Pony Express riders carry letters from Lecompton to Topeka in commemorative event
At this age, it’s OK to celebrate your milestones together.
Kansas is 150 this year, and the Pony Express ended 150 years ago following a brief but legendary existence.
The anniversaries of the two were commemorated Monday in a re-ride of the Pony Express from Lecompton to the steps of the Capitol.
“We need to remember what has gone before us,” said Kansas Secretary of State Kris Kobach after he received commemorative letters from Gov. Sam Brownback and four former governors.
The letters were delivered by riders of the Kansas division of the National Pony Express Association, which re-creates the Pony Express experience in re-rides.
The Pony Express was a private mail service in which horseback riders would relay mail between St. Joseph, Mo., and Sacramento, Calif. It started on April 3, 1860, and lasted for 18 months, until connection of the transcontinental telegraph.
The nearly 2,000-mile journey covering eight states took about 10 days, according to the National Pony Express Association. Riders were paid $25 per week and rode 10 to 12 miles before changing horses. A different rider started about every 75 miles.
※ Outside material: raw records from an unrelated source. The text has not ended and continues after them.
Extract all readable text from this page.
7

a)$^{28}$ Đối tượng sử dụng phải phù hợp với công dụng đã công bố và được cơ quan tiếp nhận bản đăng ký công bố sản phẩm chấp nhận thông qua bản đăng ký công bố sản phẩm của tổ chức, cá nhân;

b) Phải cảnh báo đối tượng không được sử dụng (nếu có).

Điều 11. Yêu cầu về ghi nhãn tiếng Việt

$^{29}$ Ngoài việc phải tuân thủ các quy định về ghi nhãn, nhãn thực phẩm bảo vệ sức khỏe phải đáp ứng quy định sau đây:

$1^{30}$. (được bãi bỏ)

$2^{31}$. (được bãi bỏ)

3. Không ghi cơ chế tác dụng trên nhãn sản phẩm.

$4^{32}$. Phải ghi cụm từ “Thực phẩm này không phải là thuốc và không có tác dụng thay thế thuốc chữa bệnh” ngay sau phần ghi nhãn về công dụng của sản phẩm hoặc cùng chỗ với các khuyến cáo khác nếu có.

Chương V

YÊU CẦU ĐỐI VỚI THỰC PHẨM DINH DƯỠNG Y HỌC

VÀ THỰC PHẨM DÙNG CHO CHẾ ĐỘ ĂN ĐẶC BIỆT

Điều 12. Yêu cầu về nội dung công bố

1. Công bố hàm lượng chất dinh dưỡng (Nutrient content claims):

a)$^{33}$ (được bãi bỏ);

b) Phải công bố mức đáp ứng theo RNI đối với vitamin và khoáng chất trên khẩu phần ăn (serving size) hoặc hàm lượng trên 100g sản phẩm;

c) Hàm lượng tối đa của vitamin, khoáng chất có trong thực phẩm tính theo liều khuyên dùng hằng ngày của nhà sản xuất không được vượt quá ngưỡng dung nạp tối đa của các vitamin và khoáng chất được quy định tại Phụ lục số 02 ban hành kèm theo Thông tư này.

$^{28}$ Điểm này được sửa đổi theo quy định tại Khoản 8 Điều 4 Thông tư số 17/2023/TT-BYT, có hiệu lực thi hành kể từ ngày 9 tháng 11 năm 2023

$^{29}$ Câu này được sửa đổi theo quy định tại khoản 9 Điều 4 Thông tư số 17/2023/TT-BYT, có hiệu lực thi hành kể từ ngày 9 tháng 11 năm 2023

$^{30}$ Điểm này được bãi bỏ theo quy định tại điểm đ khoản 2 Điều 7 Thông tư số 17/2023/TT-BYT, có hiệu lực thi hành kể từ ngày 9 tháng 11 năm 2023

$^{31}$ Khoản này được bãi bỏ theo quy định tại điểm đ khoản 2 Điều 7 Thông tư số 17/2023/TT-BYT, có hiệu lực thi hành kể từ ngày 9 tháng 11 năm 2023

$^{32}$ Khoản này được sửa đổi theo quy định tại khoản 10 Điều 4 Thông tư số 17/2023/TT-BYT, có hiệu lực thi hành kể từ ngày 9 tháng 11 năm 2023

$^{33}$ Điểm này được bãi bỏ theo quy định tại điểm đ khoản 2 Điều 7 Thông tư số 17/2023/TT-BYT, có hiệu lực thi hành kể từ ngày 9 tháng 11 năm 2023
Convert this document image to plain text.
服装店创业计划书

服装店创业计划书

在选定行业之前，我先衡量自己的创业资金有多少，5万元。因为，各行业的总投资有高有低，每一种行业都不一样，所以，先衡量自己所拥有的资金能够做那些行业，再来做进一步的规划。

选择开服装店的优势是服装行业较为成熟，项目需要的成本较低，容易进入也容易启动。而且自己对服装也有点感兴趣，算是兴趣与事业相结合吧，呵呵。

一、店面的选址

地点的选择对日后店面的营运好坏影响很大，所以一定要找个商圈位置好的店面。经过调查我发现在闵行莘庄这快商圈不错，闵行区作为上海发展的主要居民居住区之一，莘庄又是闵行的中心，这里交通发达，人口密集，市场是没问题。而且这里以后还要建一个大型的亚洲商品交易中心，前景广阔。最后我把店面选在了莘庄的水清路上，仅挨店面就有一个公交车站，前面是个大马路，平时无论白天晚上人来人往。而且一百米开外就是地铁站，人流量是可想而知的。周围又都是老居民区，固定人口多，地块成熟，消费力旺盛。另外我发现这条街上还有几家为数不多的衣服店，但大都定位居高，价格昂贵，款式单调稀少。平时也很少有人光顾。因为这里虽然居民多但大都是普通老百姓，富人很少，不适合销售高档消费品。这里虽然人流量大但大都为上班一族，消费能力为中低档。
In his letter, Brownback, who was traveling in Russia on Monday on a trip to market Kansas farm products, said, “It is nearly impossible to think of those daring young riders braving the dangerous journey to aid in the growth and expansion of a grateful nation without thinking of the rolling plains and rustic beauty of Kansas. The two are tangled in our lore and our vision of the past, dependent on one another and forever intertwined.”
Monday’s ride started about 9 a.m. in Lecompton, Kansas’ territorial capital. Thirteen Kansas riders and 3 1/2 hours later, the mail was delivered to the Capitol.